“But why are you angry with me?” inquired she, in an undertone; “that is bad. I am in such need of friendly souls. What have I done to you?”

He found the ribbons, recovered himself, and with that somewhat coarse satisfaction of a rude man, who desires to use his triumph, and to signify that he has not yielded, answered simply, with an impertinence,—

“You have done nothing to me, and you can do nothing.”

But she repulsed the impoliteness, as if it were a ball at tennis.

“Because sometimes I notice persons so little that I hardly see them.”

They went in silence to the carriage.

“But is it that way?” thought Pan Stanislav, returning to the studio; “a man might advance there as far as he pleased;” and a quiver passed through him. “As far as he pleased,” repeated he.

Herewith he was not conscious that he had made such a mistake as is made daily by dozens of men who are lovers of hunting in other men’s grounds.

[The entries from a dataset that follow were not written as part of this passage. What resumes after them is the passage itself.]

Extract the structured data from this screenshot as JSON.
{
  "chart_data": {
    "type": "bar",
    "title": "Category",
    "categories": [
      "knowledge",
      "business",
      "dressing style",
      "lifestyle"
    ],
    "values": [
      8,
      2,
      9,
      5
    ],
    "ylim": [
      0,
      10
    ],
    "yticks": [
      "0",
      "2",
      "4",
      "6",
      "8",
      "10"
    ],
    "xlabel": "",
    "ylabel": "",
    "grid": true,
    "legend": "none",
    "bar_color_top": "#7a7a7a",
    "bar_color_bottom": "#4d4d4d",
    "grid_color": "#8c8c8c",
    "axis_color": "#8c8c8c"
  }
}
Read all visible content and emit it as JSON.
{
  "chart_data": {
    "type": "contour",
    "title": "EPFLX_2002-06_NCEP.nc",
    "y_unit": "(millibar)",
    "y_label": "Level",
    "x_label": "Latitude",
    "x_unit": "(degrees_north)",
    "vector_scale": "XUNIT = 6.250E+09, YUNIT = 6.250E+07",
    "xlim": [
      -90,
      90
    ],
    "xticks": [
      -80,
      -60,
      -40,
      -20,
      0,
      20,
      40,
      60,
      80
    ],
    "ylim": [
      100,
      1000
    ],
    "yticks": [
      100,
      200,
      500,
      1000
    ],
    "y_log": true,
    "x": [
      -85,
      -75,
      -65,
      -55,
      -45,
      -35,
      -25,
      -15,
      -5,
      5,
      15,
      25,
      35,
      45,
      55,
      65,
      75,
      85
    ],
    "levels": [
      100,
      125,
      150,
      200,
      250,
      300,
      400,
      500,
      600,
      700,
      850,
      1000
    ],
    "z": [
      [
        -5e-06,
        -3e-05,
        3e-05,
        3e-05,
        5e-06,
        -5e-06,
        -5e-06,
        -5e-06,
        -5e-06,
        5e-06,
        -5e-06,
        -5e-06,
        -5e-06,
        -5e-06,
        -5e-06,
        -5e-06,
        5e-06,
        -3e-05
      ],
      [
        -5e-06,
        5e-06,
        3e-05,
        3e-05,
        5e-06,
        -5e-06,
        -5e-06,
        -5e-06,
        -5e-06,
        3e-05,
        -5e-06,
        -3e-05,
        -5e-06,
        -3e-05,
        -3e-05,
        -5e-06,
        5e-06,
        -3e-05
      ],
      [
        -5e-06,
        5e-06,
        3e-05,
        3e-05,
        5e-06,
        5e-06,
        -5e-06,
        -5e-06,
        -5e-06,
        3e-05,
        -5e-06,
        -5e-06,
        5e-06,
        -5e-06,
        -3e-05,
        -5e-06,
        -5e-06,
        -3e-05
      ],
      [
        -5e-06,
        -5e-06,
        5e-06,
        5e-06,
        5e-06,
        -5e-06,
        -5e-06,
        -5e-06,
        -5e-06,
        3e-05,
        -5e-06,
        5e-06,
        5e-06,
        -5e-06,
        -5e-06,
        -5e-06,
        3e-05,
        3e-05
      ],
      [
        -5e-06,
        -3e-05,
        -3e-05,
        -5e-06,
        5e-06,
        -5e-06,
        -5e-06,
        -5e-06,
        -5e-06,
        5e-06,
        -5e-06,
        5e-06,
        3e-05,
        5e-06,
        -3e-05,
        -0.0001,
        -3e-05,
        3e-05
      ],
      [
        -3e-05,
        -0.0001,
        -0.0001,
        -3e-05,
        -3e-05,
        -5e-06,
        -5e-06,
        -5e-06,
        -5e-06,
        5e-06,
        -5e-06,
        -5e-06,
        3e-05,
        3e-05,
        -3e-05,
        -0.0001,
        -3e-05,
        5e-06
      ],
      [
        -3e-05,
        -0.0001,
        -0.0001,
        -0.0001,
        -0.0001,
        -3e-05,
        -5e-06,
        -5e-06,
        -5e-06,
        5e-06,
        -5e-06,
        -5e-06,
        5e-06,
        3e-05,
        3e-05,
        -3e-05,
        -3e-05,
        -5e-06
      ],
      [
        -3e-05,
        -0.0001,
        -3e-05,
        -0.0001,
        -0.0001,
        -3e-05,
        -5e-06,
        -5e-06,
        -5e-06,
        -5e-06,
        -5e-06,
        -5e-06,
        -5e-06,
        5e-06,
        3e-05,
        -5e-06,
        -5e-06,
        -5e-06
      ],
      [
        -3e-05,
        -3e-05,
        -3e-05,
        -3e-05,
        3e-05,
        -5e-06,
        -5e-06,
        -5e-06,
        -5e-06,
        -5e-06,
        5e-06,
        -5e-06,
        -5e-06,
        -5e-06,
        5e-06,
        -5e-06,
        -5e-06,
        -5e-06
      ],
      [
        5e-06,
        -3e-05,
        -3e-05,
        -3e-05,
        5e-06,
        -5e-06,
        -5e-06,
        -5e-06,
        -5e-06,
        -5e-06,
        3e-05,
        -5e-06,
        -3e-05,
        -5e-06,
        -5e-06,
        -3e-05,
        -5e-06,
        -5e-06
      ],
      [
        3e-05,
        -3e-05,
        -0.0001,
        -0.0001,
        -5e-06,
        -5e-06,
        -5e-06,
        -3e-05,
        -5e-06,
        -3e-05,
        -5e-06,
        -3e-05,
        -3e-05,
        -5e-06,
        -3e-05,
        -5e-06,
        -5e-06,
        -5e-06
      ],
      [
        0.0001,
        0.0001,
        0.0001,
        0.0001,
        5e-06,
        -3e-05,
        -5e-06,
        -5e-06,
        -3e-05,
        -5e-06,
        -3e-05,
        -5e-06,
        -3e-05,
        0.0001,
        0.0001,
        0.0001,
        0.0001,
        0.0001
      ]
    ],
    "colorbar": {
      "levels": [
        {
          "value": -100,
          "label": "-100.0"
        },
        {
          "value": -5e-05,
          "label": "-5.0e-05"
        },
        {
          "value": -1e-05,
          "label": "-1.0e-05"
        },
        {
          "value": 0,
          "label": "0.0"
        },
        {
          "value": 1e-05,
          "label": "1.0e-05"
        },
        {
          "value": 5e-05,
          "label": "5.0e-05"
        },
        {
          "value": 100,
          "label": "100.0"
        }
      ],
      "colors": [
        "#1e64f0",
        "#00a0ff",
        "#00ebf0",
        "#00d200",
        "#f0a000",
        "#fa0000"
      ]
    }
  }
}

Pani Osnovski was a coquette: she had a dry heart, and her thought was dishonorable already; but she was hundreds of miles yet from complete physical fall.

Meanwhile Pan Stanislav returned to the studio feeling that he had made an immense sacrifice for Marynia, and with a certain regret in his heart, first, because she would not know what had happened, and second, if she should know, she would consider his action as perfectly simple. This feeling angered him; and when he looked at her, at her clear eyes, her calm face, and her fair, honest beauty, a comparison of those two women urged itself into his mind in spite of him, and in his soul he said,—

“Ah, Marynia! such as she would rather sink through the earth; of her it is possible to be certain.”